The U.S. has no shortage of government and private funding for electric car innovations and charging networks. But it’s missing one thing that can really make it a big electric car market: expensive gasoline. At least that’s the main reason why Better Place will be using the majority of its recently-announced $200 million round on building its business in Western Europe, said Andrey Zarur, a board member of Better Place.
“Western Europe has the highest average price for gasoline, and we can provide services at a relative low cost. That is where Better Place sees the low hanging fruit for deploying our solutions,” said Zarur during a conference call with reporters Thursday.
Aside from Denmark, where the startup has been working with the country’s state-owned utility for several years now and plans to finally launch a commercial service this year, Better Place wants to offer services in other European countries such as France and the United Kingdom.
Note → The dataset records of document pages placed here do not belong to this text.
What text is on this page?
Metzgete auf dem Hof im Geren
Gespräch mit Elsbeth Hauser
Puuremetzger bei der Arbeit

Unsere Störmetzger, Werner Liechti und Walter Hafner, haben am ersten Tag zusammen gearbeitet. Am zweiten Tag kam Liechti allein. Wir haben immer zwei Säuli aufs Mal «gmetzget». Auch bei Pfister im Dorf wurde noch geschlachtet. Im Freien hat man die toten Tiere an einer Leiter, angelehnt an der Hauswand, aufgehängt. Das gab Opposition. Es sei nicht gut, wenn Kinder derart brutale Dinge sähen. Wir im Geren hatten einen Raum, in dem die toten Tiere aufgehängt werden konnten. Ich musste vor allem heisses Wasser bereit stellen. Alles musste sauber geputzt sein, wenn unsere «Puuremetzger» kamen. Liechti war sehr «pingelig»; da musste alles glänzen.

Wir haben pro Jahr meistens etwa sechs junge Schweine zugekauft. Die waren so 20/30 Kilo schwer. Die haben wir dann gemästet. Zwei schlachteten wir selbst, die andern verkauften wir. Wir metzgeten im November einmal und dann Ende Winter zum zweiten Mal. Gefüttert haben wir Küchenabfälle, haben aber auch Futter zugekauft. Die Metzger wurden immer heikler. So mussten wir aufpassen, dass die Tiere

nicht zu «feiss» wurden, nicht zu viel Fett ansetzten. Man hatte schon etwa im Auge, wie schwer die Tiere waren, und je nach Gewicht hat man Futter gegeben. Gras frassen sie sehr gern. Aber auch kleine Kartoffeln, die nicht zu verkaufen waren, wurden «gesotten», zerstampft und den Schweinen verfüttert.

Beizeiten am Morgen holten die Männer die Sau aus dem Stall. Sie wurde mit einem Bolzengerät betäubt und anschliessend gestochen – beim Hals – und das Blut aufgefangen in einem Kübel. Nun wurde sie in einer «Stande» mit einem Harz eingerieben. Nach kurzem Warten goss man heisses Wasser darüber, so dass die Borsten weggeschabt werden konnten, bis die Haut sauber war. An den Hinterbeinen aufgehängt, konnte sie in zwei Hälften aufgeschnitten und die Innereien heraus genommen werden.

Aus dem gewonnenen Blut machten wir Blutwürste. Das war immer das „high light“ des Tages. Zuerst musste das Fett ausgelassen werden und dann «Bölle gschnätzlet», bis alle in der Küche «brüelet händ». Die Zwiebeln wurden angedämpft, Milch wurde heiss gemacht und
Indeed, after proselytizing the value of battery swapping on several continents, the Silicon Valley startup decides that the best place to make money is also where small, more fuel efficient cars have long gained wide acceptance because governments impose heavy taxes on fuels.
Remember back in 2008 when gasoline prices climbed passed $4 per gallon in the U.S. for the first time ever? Prices went up in Europe, too, and in France gasoline and diesel were fetching more than $8 per gallon, according to this Time magazine article. In the U.K., diesel cost more than $11 per gallon. The U.S. federal and state taxes accounted for 11 percent of the retail gasoline price back then while taxes in France and the U.K. made up around 70 percent. Fuel prices remain much higher in Europe than in the U.S. today.
Europe, incidentally, also has made a stronger, across-the-board commitment to reduce greenhouse gas emissions, something that the U.S. lawmakers can’t agree on.
Many electric car advocates have said gasoline prices will only go up over the long term and that will help nudge consumers away from vehicles that run on fossil fuels. But that argument doesn’t translate into a good sales pitch to sell consumers electric cars right now. Telling drivers that they should put up a big upfront cost for electric cars so that they can reap fuel savings later also isn’t compelling. So in addition to fuel prices, car prices also will have to come down quite a bit for consumers, particularly those in the U.S., to buy electric cars.
This magical combination of high fuel prices and lower car prices doesn’t exist in the U.S. now, and that means not much money can be made for car makers, battery manufactures, charging station owners and other related technology and service providers. It also means that companies such as Tesla Motors and Fisker Automotive will not break out of its niche of serving the well to do for some time.
The Chevy Volt and Nissan LEAF are not meant of mass adoption either, Zarur. The Volt has the long range thanks to its gasoline engine, but it’s more expensive. The LEAF is cheaper but Zarur doesn’t think its driving range is long enough nor is it roomy enough as a family car.
“We are after suburbanites, the commuters, the 20-30,000 miles a year drivers, people who take kids to soccer, go work and from time to time take a road trip where they drive 300 miles in a day,” Zarur said. This market “only accounts for 25 percent of the total drivers, but it accounts for 50 percent of the gasoline use. That’s where we have the most impact as a business.”